A set is just a collection of distinct things, whether numbers, points, letters, or even other sets. We can speak of the set of all even numbers, or the set of planets in the Solar System. From this plain notion of gathering objects together, an entire mathematical universe can be constructed.
Set theory is often called the common language of mathematics, because the numbers, functions, and structures of nearly every field can all be defined in terms of sets. A whole number, a geometric point, even the operations of arithmetic, can be built up from sets, giving mathematics a single, unified foundation.
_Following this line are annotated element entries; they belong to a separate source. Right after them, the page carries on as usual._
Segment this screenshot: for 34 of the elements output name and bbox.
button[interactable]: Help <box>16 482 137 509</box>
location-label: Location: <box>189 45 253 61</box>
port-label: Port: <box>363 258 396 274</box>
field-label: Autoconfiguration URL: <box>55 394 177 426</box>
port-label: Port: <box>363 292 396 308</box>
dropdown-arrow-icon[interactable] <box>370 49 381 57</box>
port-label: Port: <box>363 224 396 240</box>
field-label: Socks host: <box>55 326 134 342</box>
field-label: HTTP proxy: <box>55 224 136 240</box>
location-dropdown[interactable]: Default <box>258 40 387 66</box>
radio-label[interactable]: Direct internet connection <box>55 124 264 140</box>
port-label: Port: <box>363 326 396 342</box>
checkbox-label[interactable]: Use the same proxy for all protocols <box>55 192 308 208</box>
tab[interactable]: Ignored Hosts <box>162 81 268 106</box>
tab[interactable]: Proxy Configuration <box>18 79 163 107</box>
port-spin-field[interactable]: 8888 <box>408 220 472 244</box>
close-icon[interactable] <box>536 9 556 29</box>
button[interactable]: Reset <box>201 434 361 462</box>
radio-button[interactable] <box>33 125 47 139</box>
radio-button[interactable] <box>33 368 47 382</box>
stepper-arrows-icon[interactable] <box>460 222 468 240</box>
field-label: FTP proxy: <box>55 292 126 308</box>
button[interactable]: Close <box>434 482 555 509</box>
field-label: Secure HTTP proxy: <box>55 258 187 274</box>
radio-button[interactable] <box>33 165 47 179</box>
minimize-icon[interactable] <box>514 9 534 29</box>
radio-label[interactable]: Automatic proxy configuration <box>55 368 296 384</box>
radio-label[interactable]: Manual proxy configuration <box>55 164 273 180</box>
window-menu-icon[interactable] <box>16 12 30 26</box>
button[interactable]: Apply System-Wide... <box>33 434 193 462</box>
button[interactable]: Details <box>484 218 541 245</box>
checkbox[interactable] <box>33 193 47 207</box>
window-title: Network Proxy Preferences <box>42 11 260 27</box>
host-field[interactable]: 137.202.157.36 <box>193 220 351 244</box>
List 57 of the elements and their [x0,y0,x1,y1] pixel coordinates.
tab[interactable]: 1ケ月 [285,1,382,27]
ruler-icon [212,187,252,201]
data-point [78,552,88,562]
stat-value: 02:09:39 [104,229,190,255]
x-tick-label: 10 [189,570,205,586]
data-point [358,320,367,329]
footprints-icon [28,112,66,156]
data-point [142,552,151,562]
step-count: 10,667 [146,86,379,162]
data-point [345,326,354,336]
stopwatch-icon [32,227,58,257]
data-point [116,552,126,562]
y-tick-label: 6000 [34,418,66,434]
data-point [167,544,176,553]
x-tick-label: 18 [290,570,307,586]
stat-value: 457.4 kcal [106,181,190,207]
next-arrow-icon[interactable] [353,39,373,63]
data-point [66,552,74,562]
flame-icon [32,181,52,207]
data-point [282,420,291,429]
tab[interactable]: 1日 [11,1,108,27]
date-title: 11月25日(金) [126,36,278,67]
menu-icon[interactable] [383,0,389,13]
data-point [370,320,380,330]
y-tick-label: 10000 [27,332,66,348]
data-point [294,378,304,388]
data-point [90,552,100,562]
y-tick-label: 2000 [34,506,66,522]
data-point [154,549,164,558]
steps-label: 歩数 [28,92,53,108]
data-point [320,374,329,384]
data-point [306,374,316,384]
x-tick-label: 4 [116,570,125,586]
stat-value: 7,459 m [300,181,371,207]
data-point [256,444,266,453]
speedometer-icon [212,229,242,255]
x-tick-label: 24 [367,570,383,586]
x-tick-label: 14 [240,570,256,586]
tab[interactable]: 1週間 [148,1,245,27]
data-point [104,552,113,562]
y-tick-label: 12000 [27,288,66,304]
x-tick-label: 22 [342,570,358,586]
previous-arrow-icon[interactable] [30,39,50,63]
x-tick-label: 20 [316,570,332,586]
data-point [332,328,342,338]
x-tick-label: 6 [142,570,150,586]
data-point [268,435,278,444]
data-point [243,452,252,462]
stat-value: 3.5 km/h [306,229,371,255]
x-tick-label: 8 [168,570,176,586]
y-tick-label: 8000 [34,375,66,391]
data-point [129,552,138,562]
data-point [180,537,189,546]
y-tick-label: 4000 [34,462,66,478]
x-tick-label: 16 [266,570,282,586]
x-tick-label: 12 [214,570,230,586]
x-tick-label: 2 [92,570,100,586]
The theory was created in the 1870s by the German mathematician Georg Cantor. His most startling discovery was that infinity comes in different sizes. He showed that the infinity of the whole numbers is genuinely smaller than the infinity of points on a line, an idea so bold it shocked his contemporaries.
Cantor found a way to compare infinite collections by trying to pair their members one to one. The whole numbers and the fractions can be so paired, he showed, but the points on a line cannot; there are simply too many. Some infinities, astonishingly, are larger than others, and there is no largest of all.
Early set theory ran into trouble. Bertrand Russell asked about the set of all sets that do not contain themselves: does it contain itself? Either answer leads to a contradiction. Such paradoxes showed that the naive idea of forming any set whatsoever was dangerously flawed and needed careful repair.
To resolve the paradoxes, mathematicians built careful systems of axioms, precise rules that say exactly which sets may be formed and how. The resulting framework, refined over decades, provides a secure foundation for mathematics, allowing the free use of sets while shutting the door on contradiction.
Set theory also raises questions that turn out to be undecidable: they can be neither proved nor disproved from the standard axioms. The most famous, the continuum hypothesis, asks whether any infinity sits between the whole numbers and the points on a line. Such results reveal surprising limits to mathematical certainty.
Set theory underpins logic, the definition of numbers, and the structures of every mathematical field, usually quietly, in the background. From the simple act of gathering objects together grew a theory that supports the entire edifice of modern mathematics and continues to probe the very nature of infinity.